Kennen Sie den? Frage an Radio Eriwan: „Ich möchte Ente Orange zubereiten. Ich habe aber nur ein Stück Schweinsbraten und ein paar Äpfel. Kann ich trotzdem Ente Orange zubereiten?" Antwort von Radio Eriwan: „Im Prinzip ja - es schmeckt nur ein bisschen anders." OK, die Jüngeren unter Ihnen finden in Wikipedia Informationen dazu, was die Radio-Eriwan-Witze waren. Diesen liebe ich besonders. Was zum Thema des vorliegenden Buches überleitet: Im Prinzip kann man österreichische Küche auch mit Sojasauce machen, es schmeckt nur ein bisschen anders. Die Frage ist, ob die essende Menschheit das auch braucht.

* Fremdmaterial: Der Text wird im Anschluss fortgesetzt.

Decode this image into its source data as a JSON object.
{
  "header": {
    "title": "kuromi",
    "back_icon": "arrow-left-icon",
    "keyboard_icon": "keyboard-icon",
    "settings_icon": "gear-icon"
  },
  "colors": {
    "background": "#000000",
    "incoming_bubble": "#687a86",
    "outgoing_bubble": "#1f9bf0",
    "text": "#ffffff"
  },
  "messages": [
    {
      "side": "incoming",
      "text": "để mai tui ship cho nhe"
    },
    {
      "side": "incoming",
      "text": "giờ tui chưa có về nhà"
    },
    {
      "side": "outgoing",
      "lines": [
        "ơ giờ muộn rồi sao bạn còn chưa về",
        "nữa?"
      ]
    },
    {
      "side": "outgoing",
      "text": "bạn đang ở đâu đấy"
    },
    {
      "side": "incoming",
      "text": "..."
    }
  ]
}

Und der Edition A la Carte gelingt eine erstaunlich positive Antwort: Ja, die Zusammenstellung von rund 80 etwas oder ganz neu interpretierten Klassikern der Wiener Küche animiert zum Nachkochen. Jedes Rezept ist mit einem sorgfältig gestalteten Photo versehen, die graphische Aufmachung ist äußerst übersichtlich, und ergänzend zu den Rezepten gibt es nette Kommentare, die das Rezept in einen kulturellen Kontext einordnen oder Tipps bereithalten. Damit wird deutlich, welche Zielgruppe angesprochen ist: ambitionierte Hobbyköche mit Bezug zur österreichischen Esskultur, die für neugierige Gäste oder Familienangehörige kochen und mit dezenten Überraschungen aufwarten möchten. Es mag auch sein, dass manch eine/r die österreichische Küche gar nicht mehr aus dem Efef beherrscht; da sind smalltalkfördernde Infos eingebaut wie jene, was ein Gulasch denn zu einem „Fiaker-Gulasch" macht.

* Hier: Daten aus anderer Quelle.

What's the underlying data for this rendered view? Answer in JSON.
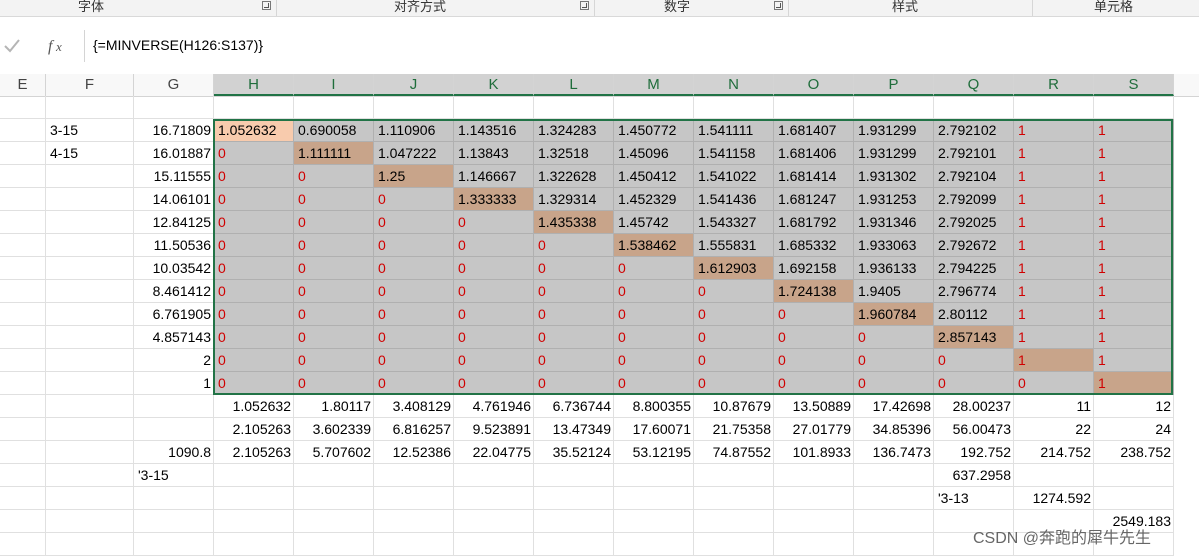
{
  "ribbon": {
    "groups": [
      {
        "label": "字体"
      },
      {
        "label": "对齐方式"
      },
      {
        "label": "数字"
      },
      {
        "label": "样式"
      },
      {
        "label": "单元格"
      }
    ]
  },
  "formula_bar": {
    "confirm_icon": "check-icon",
    "function_icon": "fx-icon",
    "formula": "{=MINVERSE(H126:S137)}"
  },
  "columns": [
    "E",
    "F",
    "G",
    "H",
    "I",
    "J",
    "K",
    "L",
    "M",
    "N",
    "O",
    "P",
    "Q",
    "R",
    "S"
  ],
  "selected_columns": [
    "H",
    "I",
    "J",
    "K",
    "L",
    "M",
    "N",
    "O",
    "P",
    "Q",
    "R",
    "S"
  ],
  "f_labels": [
    "3-15",
    "4-15"
  ],
  "g_values": [
    "16.71809",
    "16.01887",
    "15.11555",
    "14.06101",
    "12.84125",
    "11.50536",
    "10.03542",
    "8.461412",
    "6.761905",
    "4.857143",
    "2",
    "1"
  ],
  "matrix": [
    [
      "1.052632",
      "0.690058",
      "1.110906",
      "1.143516",
      "1.324283",
      "1.450772",
      "1.541111",
      "1.681407",
      "1.931299",
      "2.792102",
      "1",
      "1"
    ],
    [
      "0",
      "1.111111",
      "1.047222",
      "1.13843",
      "1.32518",
      "1.45096",
      "1.541158",
      "1.681406",
      "1.931299",
      "2.792101",
      "1",
      "1"
    ],
    [
      "0",
      "0",
      "1.25",
      "1.146667",
      "1.322628",
      "1.450412",
      "1.541022",
      "1.681414",
      "1.931302",
      "2.792104",
      "1",
      "1"
    ],
    [
      "0",
      "0",
      "0",
      "1.333333",
      "1.329314",
      "1.452329",
      "1.541436",
      "1.681247",
      "1.931253",
      "2.792099",
      "1",
      "1"
    ],
    [
      "0",
      "0",
      "0",
      "0",
      "1.435338",
      "1.45742",
      "1.543327",
      "1.681792",
      "1.931346",
      "2.792025",
      "1",
      "1"
    ],
    [
      "0",
      "0",
      "0",
      "0",
      "0",
      "1.538462",
      "1.555831",
      "1.685332",
      "1.933063",
      "2.792672",
      "1",
      "1"
    ],
    [
      "0",
      "0",
      "0",
      "0",
      "0",
      "0",
      "1.612903",
      "1.692158",
      "1.936133",
      "2.794225",
      "1",
      "1"
    ],
    [
      "0",
      "0",
      "0",
      "0",
      "0",
      "0",
      "0",
      "1.724138",
      "1.9405",
      "2.796774",
      "1",
      "1"
    ],
    [
      "0",
      "0",
      "0",
      "0",
      "0",
      "0",
      "0",
      "0",
      "1.960784",
      "2.80112",
      "1",
      "1"
    ],
    [
      "0",
      "0",
      "0",
      "0",
      "0",
      "0",
      "0",
      "0",
      "0",
      "2.857143",
      "1",
      "1"
    ],
    [
      "0",
      "0",
      "0",
      "0",
      "0",
      "0",
      "0",
      "0",
      "0",
      "0",
      "1",
      "1"
    ],
    [
      "0",
      "0",
      "0",
      "0",
      "0",
      "0",
      "0",
      "0",
      "0",
      "0",
      "0",
      "1"
    ]
  ],
  "below_rows": [
    {
      "g": "",
      "values": [
        "1.052632",
        "1.80117",
        "3.408129",
        "4.761946",
        "6.736744",
        "8.800355",
        "10.87679",
        "13.50889",
        "17.42698",
        "28.00237",
        "11",
        "12"
      ]
    },
    {
      "g": "",
      "values": [
        "2.105263",
        "3.602339",
        "6.816257",
        "9.523891",
        "13.47349",
        "17.60071",
        "21.75358",
        "27.01779",
        "34.85396",
        "56.00473",
        "22",
        "24"
      ]
    },
    {
      "g": "1090.8",
      "values": [
        "2.105263",
        "5.707602",
        "12.52386",
        "22.04775",
        "35.52124",
        "53.12195",
        "74.87552",
        "101.8933",
        "136.7473",
        "192.752",
        "214.752",
        "238.752"
      ]
    }
  ],
  "extra": {
    "g_label": "'3-15",
    "q_value": "637.2958",
    "q_label": "'3-13",
    "r_value": "1274.592",
    "s_value": "2549.183"
  },
  "watermark": "CSDN @奔跑的犀牛先生",
  "colors": {
    "selection": "#217346",
    "matrix_fill": "#c6c6c6",
    "diagonal_fill": "#c8a48a",
    "first_cell_fill": "#f8cbad",
    "red_text": "#d00000"
  }
}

Das Buch ist sorgfältig lektoriert und übersichtlich aufgebaut, auf eine Produktinformation zur Geschichte und Herstellung der Sojasauce folgt der Rezeptteil, es gibt ein Glossar österreichischer Küchenbegriffe mit deutscher Übersetzung, ein Register aller Rezepte und zum Schluss eine Produktparade der Kikkoman-Saucenvarianten. Die meisten Rezepte sind von den renommierten österreichischen Köchen/-innen, die als Autoren auftreten. Einige der Rezepte sind auch gekennzeichnet als Entwicklungen der Kikkoman-Rezeptküche. Diese Transparenz wirkt vertrauensbildend: da macht ein Sojasaucenhersteller auf eine faire Art Werbung, es bleibt sichtbar, dass das Buch als Kooperation zwischen Saucenproduzent und saucenverwendenden Köchen/Köchinnen entstanden ist.

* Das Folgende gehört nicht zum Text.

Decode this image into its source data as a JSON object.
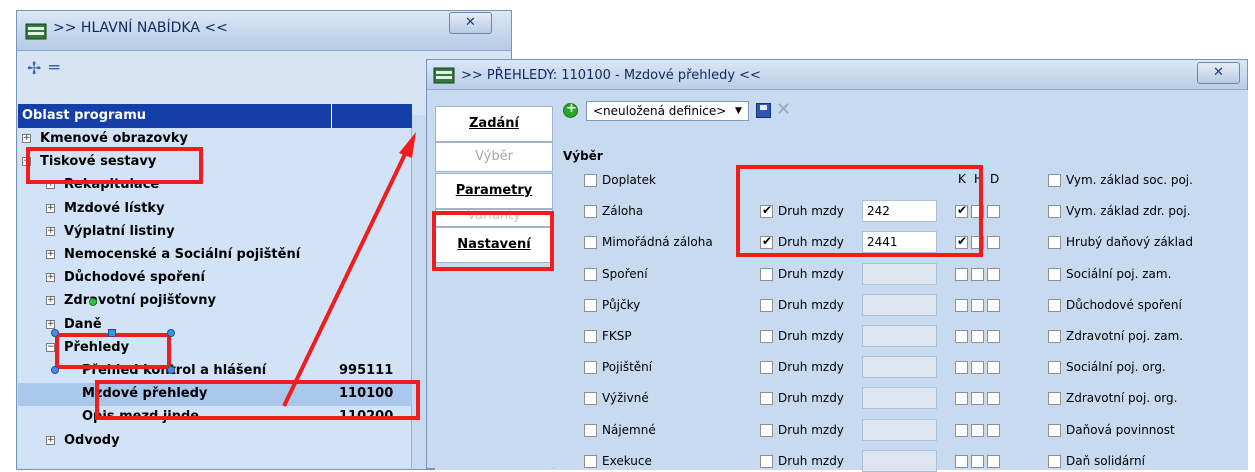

Die Rezepte reichen von Suppen über Vor- und Hauptspeisen bis zu Desserts. Die Sprache ist wirklich durchgehend „österreichische Küchensprache", und das ist: eine Wohltat! Die Rezensentin erlaubt sich etwas Küchenchauvinismus an dieser Stelle, sind es doch in den meisten Fällen wir Alpenbewohner/-innen, die in Kochbüchern von Quarkküchlein, Klößen und Pfifferlingen lesen müssen. Stellen Sie sich „Hähnchenbruststreifchen in Panade mit Kartoffel-Feldsalat-Salat" vor - würden Sie nicht auch ganz gerne auf dem Teller haben: „Backhendl mit Erdäpfel-Vogerlsalat"? Und dann eine Art Mohr im Hemd, der aber - der politischen Korrektheit geschuldet? - nun firmiert unter „Schoko-Soja-Souffle"? Wie auch immer: Guten Appetit, äh: Mahlzeit!